Explainer: Here's everything you need to know about the 2019 local elections
The 2019 local election count begins today.
These elections are held every five years in either May or June.
Members of the local community are asked to elect councillors who will represent their community in local authories.
Here's everything you need to know before this month's elections:
How many councillors are elected and where?
This year, 949 council seats are available across 31 local authorities, these authorities are:
- The 26 county councils responsible for local government in 24 geographical counties. This includes Co. Dublin which has three councils: South Dublin County Council, Dun Laoghaire-Rathdown County Council and Fingal County Council.
- City councils in Limerick, Waterford, Dublin, Cork and Galway
The number of seats available to each local authority can vary with the Minister for Housing, Planning and Local Government being able to divide a city or county area into smaller local electoral areas.
While only 949 seats are available, this year 1,979 candidates are running for election.
What do councillors do?
The role of a councillor is considered a part-time position, however many representatives consider the post a full-time job.
The work preformed by the elected members are known as 'reserved functions' and they include contributing to major decisions regarding policy and finance.
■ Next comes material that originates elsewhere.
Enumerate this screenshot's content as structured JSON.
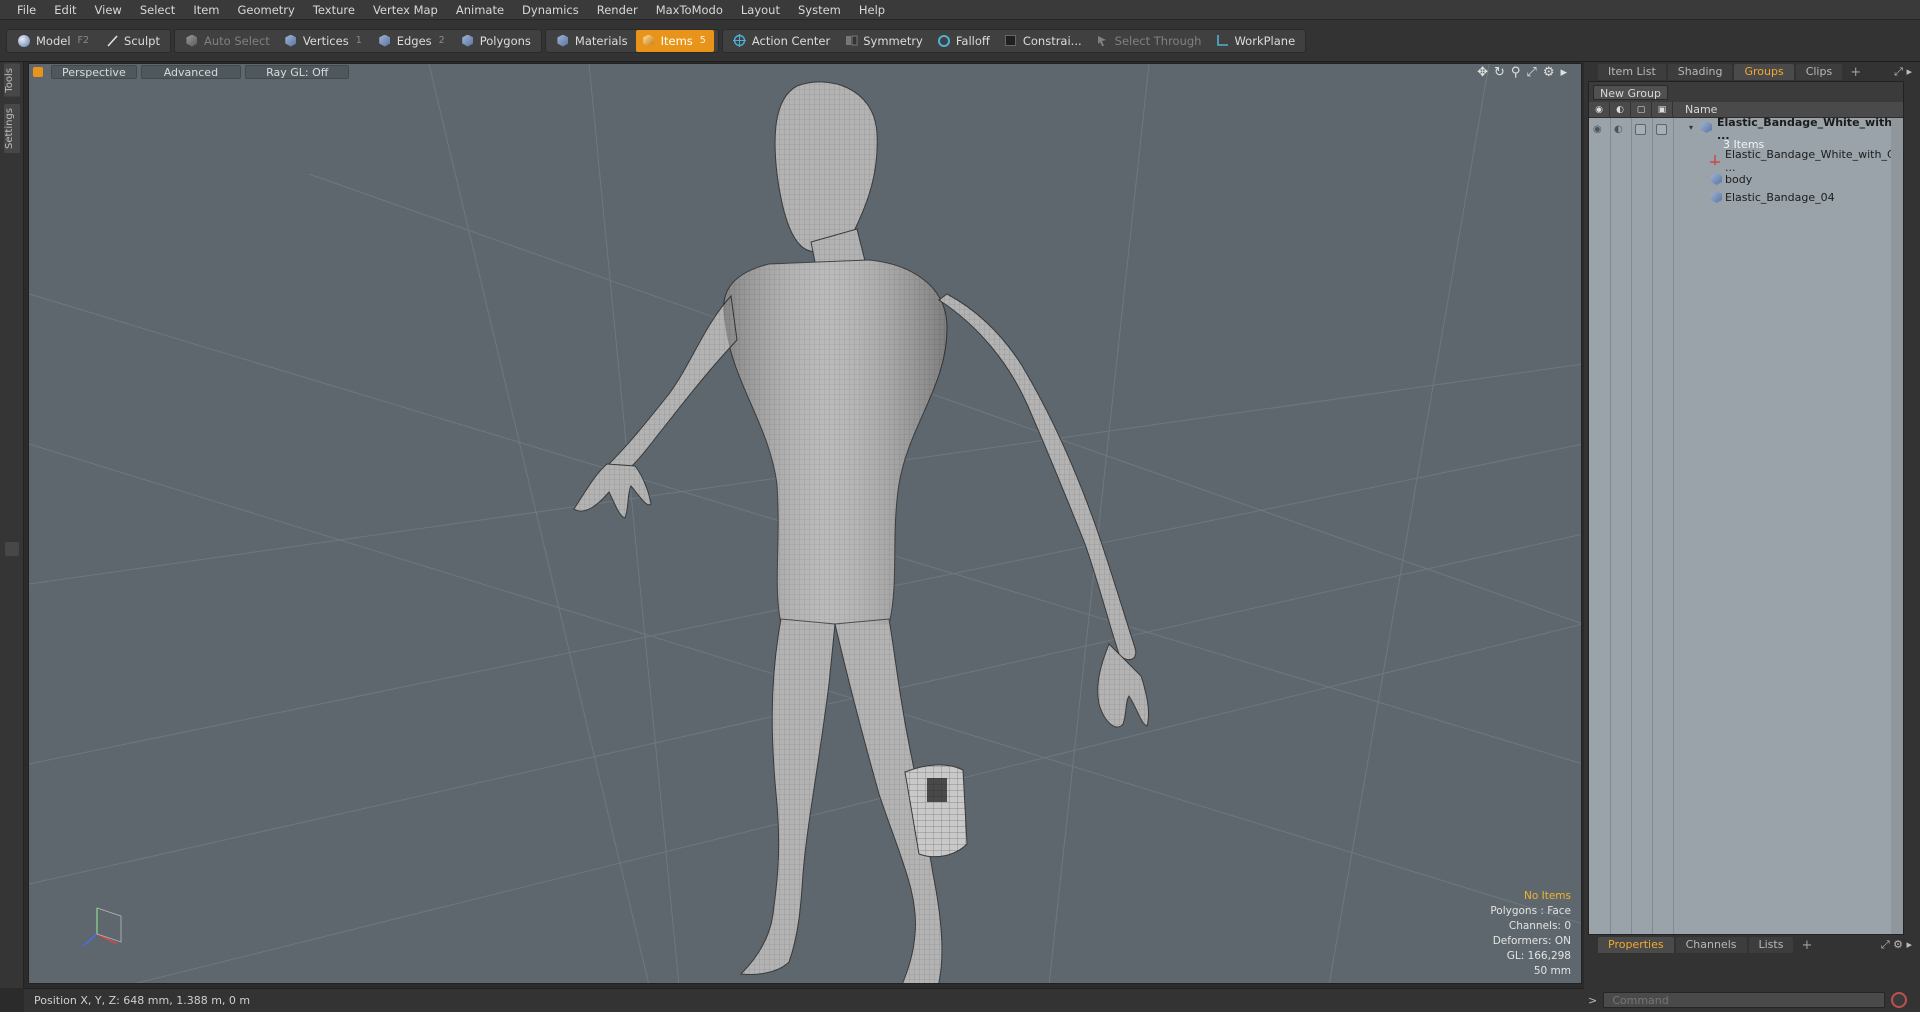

To put it simply, councillors act like a board of directors for the area with the city or county manager action as the CEO of the area and implementing their collective decisions.
Councillors powers include adopting the annual budget, giving approval to borrow money, land rezoning, making or changing by-laws, nominating a candidate for presidency and approving council land sales.
Are councillors paid?
Currently, elected members receive an annual gross payment of around €17,000 for their representation of their constituent, but this is subject to tax.
When they retire, they receive a lump sum payment of around €17,000 for a councillor who has served for five years.
However, councillors also receive an annual expenses allowance to cover the costs of travel, subsistence and mobile phone bills.
So, how does the vote work?
On polling day, voters vote by secret ballot in their local polling station. The Irish electoral system is based on proportional representation by the single transferable vote (STV).
Voters indicate their first, second, etc... choices for the candidates on the ballot paper by marking the relevant number in the box beside a person’s name, i.e. indicate your first choice by writing ’1′ opposite that candidate and ’2′ opposite your second choice, and so on.
The local authority returning officer in each local authority is responsible for managing the election in their local authority area. Each local authority pays the cost of running their own election.
When will we know the results?
The counting of votes begins on Saturday, May 25 and may not finish up until as late as Tuesday due to the vast number of candidates.
On May 31 the newly elected councillors take office. Their posters must be removed by this date to avoid constituting an offence of littering.
Finally on June 7, the councillors hold the first meeting of the new councils.
Why these elections matter:
Local elections are generally considered to provide an example of how parties will fare in a general election if called in the near future.